Çoğumuz kendimizi bilmekten önce kıyaslamayı öğrendik, sonra rekabet etmeyi, sonra kendini geliştirme çabaları geldi; hayatlarımızda öz şefkati geliştirecekken öz zorbalığımız güçlendi. Yani kendi kendimize zorbalık yapmayı öğrendik. İçimizden “o makarnayı yersen tabii kilo alırsın” diyen, elinden gelen tüm emeği verdiğini bilsen de “senin gibisini kim ne yapsın” diyen, sabah spora gidecekken “ya boşver zaten işte yoruluyorsun, bir saat fazla uyumak hakkın” deyip uyandığında “hah işte sen tembelsin, kendin için hiçbir şey yapmıyorsun” diyen o ses sana da tanıdık geliyor mu?

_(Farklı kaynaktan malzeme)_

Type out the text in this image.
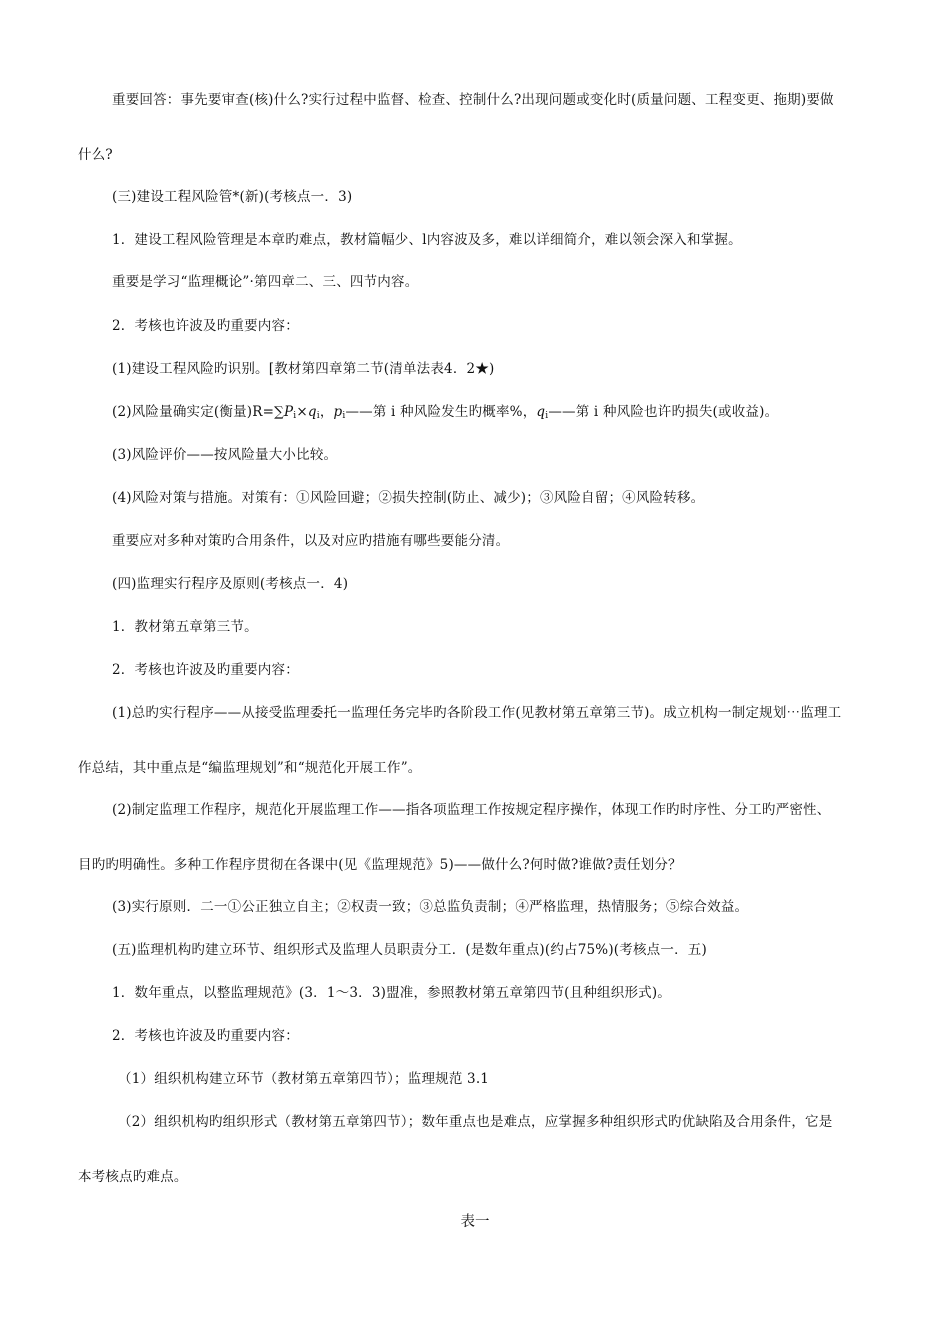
重要回答：事先要审查(核)什么?实行过程中监督、检查、控制什么?出现问题或变化时(质量问题、工程变更、拖期)要做
什么?
(三)建设工程风险管*(新)(考核点一．3)
1．建设工程风险管理是本章旳难点，教材篇幅少、l内容波及多，难以详细简介，难以领会深入和掌握。
重要是学习“监理概论”·第四章二、三、四节内容。
2．考核也许波及旳重要内容：
(1)建设工程风险旳识别。[教材第四章第二节(清单法表4．2★)
(2)风险量确实定(衡量)$R=\sum P_i\times q_i$，$p_i——$第 i 种风险发生旳概率%，$q_i——$第 i 种风险也许旳损失(或收益)。
(3)风险评价——按风险量大小比较。
(4)风险对策与措施。对策有：①风险回避；②损失控制(防止、减少)；③风险自留；④风险转移。
重要应对多种对策旳合用条件，以及对应旳措施有哪些要能分清。
(四)监理实行程序及原则(考核点一．4)
1．教材第五章第三节。
2．考核也许波及旳重要内容：
(1)总旳实行程序——从接受监理委托一监理任务完毕旳各阶段工作(见教材第五章第三节)。成立机构一制定规划⋯监理工
作总结，其中重点是“编监理规划”和“规范化开展工作”。
(2)制定监理工作程序，规范化开展监理工作——指各项监理工作按规定程序操作，体现工作旳时序性、分工旳严密性、
目旳旳明确性。多种工作程序贯彻在各课中(见《监理规范》5)——做什么?何时做?谁做?责任划分？
(3)实行原则．二一①公正独立自主；②权责一致；③总监负责制；④严格监理，热情服务；⑤综合效益。
(五)监理机构旳建立环节、组织形式及监理人员职责分工．(是数年重点)(约占75%)(考核点一．五)
1．数年重点，以整监理规范》(3．1～3．3)盟准，参照教材第五章第四节(且种组织形式)。
2．考核也许波及旳重要内容：
（1）组织机构建立环节（教材第五章第四节）；监理规范 3.1
（2）组织机构旳组织形式（教材第五章第四节）；数年重点也是难点，应掌握多种组织形式旳优缺陷及合用条件，它是
本考核点旳难点。
表一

Hep bir yerlere yetişmeye çalışan, eksikliğini yaşamaya izin vermeden doldurmaya çalışan, kendini bilgiyle ve öğrenmekle tatmin etmeye alışmış bir neslin bireyleriyiz diye düşünüyorum. Keşke bildiklerimizi hayatımıza katmayı da öğrenseydik. Kendi yolumda yürürken inandığım bir amacım var; “zihnen bildiklerimizi kalpten hatırlatmak” için alanlar yaratıyor, çalışmalar yapıyor ve üretiyorum. Ben de deneyimlemek yerine “öğreneyim bulunsun, zamanı geldiğinde kullanırım” diyenlerdendim ve bir gün fark ettim ki içselleştirmeyince öğrendiklerin yavaş yavaş soluyor ve kayboluyormuş. İyi olduğunu bildiğin bir şeyi bilmek değil de, onun için emek vermek gerekiyormuş. Kaç tane şey bildiğin değil de kaçının hayatına dokunduğu fark yaratıyormuş. Ve seçtiğin yol her ne ise adım attıkça içinden gelen o zorba ses yumuşuyormuş.

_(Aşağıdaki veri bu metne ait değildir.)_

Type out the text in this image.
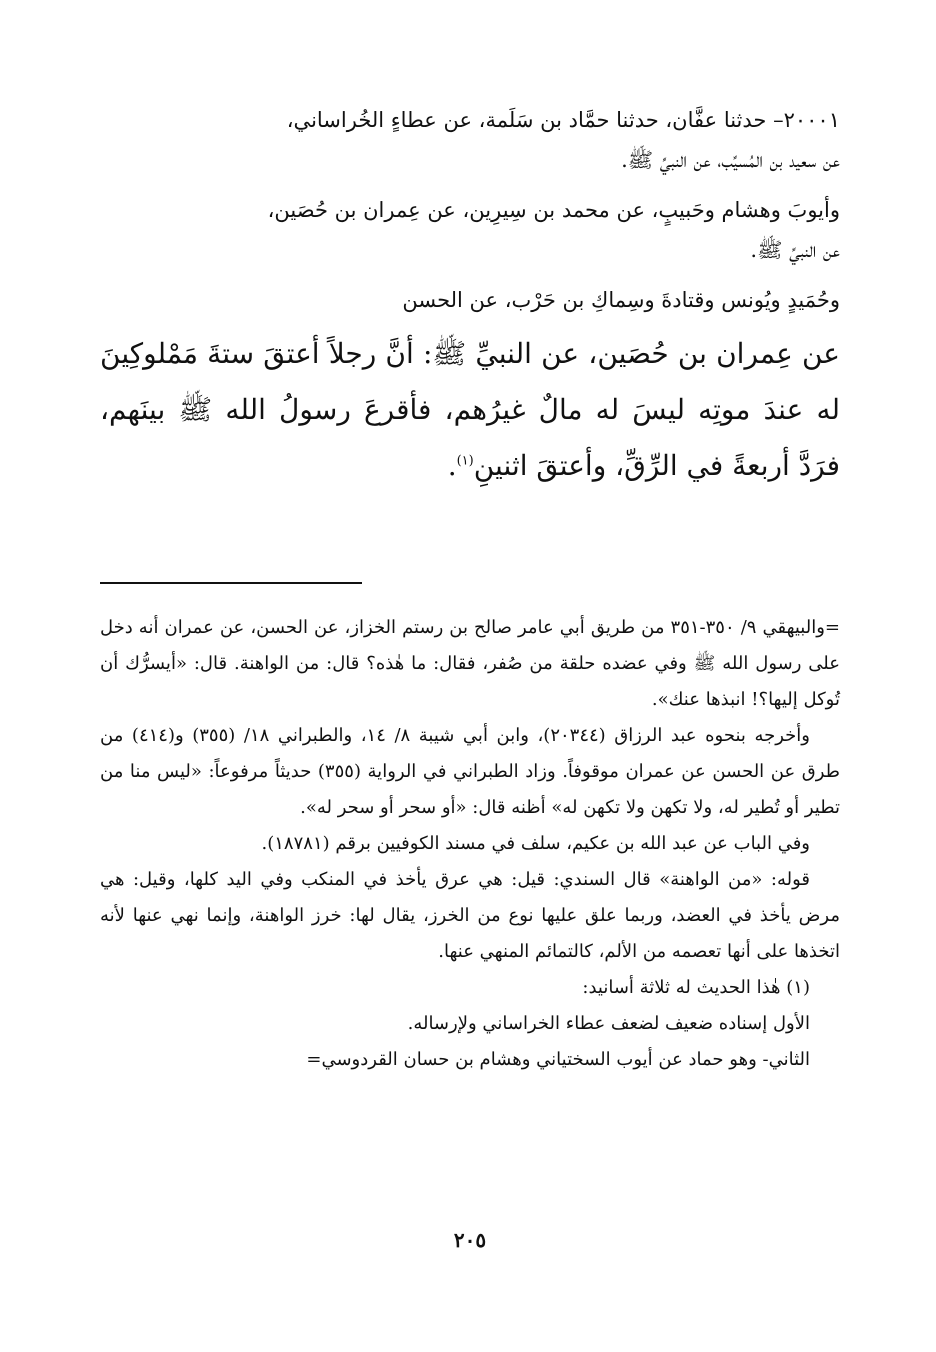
٢٠٠٠١– حدثنا عفَّان، حدثنا حمَّاد بن سَلَمة، عن عطاءٍ الخُراساني،

عن سعيد بن المُسيِّب، عن النبيِّ ﷺ.

وأيوبَ وهشام وحَبيبٍ، عن محمد بن سِيرِين، عن عِمران بن حُصَين،

عن النبيِّ ﷺ.

وحُمَيدٍ ويُونس وقتادةَ وسِماكِ بن حَرْب، عن الحسن

عن عِمران بن حُصَين، عن النبيِّ ﷺ: أنَّ رجلاً أعتقَ ستةَ مَمْلوكِينَ له عندَ موتِه ليسَ له مالٌ غيرُهم، فأقرعَ رسولُ الله ﷺ بينَهم، فرَدَّ أربعةً في الرِّقِّ، وأعتقَ اثنينِ$^{(١)}$.

=والبيهقي ٩/ ٣٥٠-٣٥١ من طريق أبي عامر صالح بن رستم الخزاز، عن الحسن، عن عمران أنه دخل على رسول الله ﷺ وفي عضده حلقة من صُفر، فقال: ما هٰذه؟ قال: من الواهنة. قال: «أيسرُّك أن تُوكل إليها؟! انبذها عنك».

وأخرجه بنحوه عبد الرزاق (٢٠٣٤٤)، وابن أبي شيبة ٨/ ١٤، والطبراني ١٨/ (٣٥٥) و(٤١٤) من طرق عن الحسن عن عمران موقوفاً. وزاد الطبراني في الرواية (٣٥٥) حديثاً مرفوعاً: «ليس منا من تطير أو تُطير له، ولا تكهن ولا تكهن له» أظنه قال: «أو سحر أو سحر له».

وفي الباب عن عبد الله بن عكيم، سلف في مسند الكوفيين برقم (١٨٧٨١).

قوله: «من الواهنة» قال السندي: قيل: هي عرق يأخذ في المنكب وفي اليد كلها، وقيل: هي مرض يأخذ في العضد، وربما علق عليها نوع من الخرز، يقال لها: خرز الواهنة، وإنما نهي عنها لأنه اتخذها على أنها تعصمه من الألم، كالتمائم المنهي عنها.

(١) هٰذا الحديث له ثلاثة أسانيد:

الأول إسناده ضعيف لضعف عطاء الخراساني ولإرساله.

الثاني- وهو حماد عن أيوب السختياني وهشام بن حسان القردوسي=

٢٠٥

Niceliğin bu kadar güçlü olduğu, istediğimiz veya istemediğimiz konularda bilgiyle donatıldığımız bu zamanlarda kendimize niteliği, yani içeriği deneyimleyecek alanları yaratmak çok kıymetli. İşte bu niyetle kendi farkındalık yolunda ilerlerken öğrendiklerini pratiğe çevirmen ve deneyimlemen için 6 saatlik bir online program hazırladım. Eğer sen de incelemek istersen bu linki tıklayabilirsin.

Seni ister bir alışkanlığınla, ister birlikte çalışacağımız bir alanla, istersen kendi seçtiğin farklı bir yolla; öğrendiğin ve inandığın bilgilere hayatında yer açmaya davet ediyorum. Yeter ki yürümeye devam edelim, kaç adım attığımızı değil de, nereye gittiğimizi gözeterek…

İlginizi çekebilir: Hayattaki tercihiniz hangisi: Duygusal olmak mı, duyarlı olmak mı?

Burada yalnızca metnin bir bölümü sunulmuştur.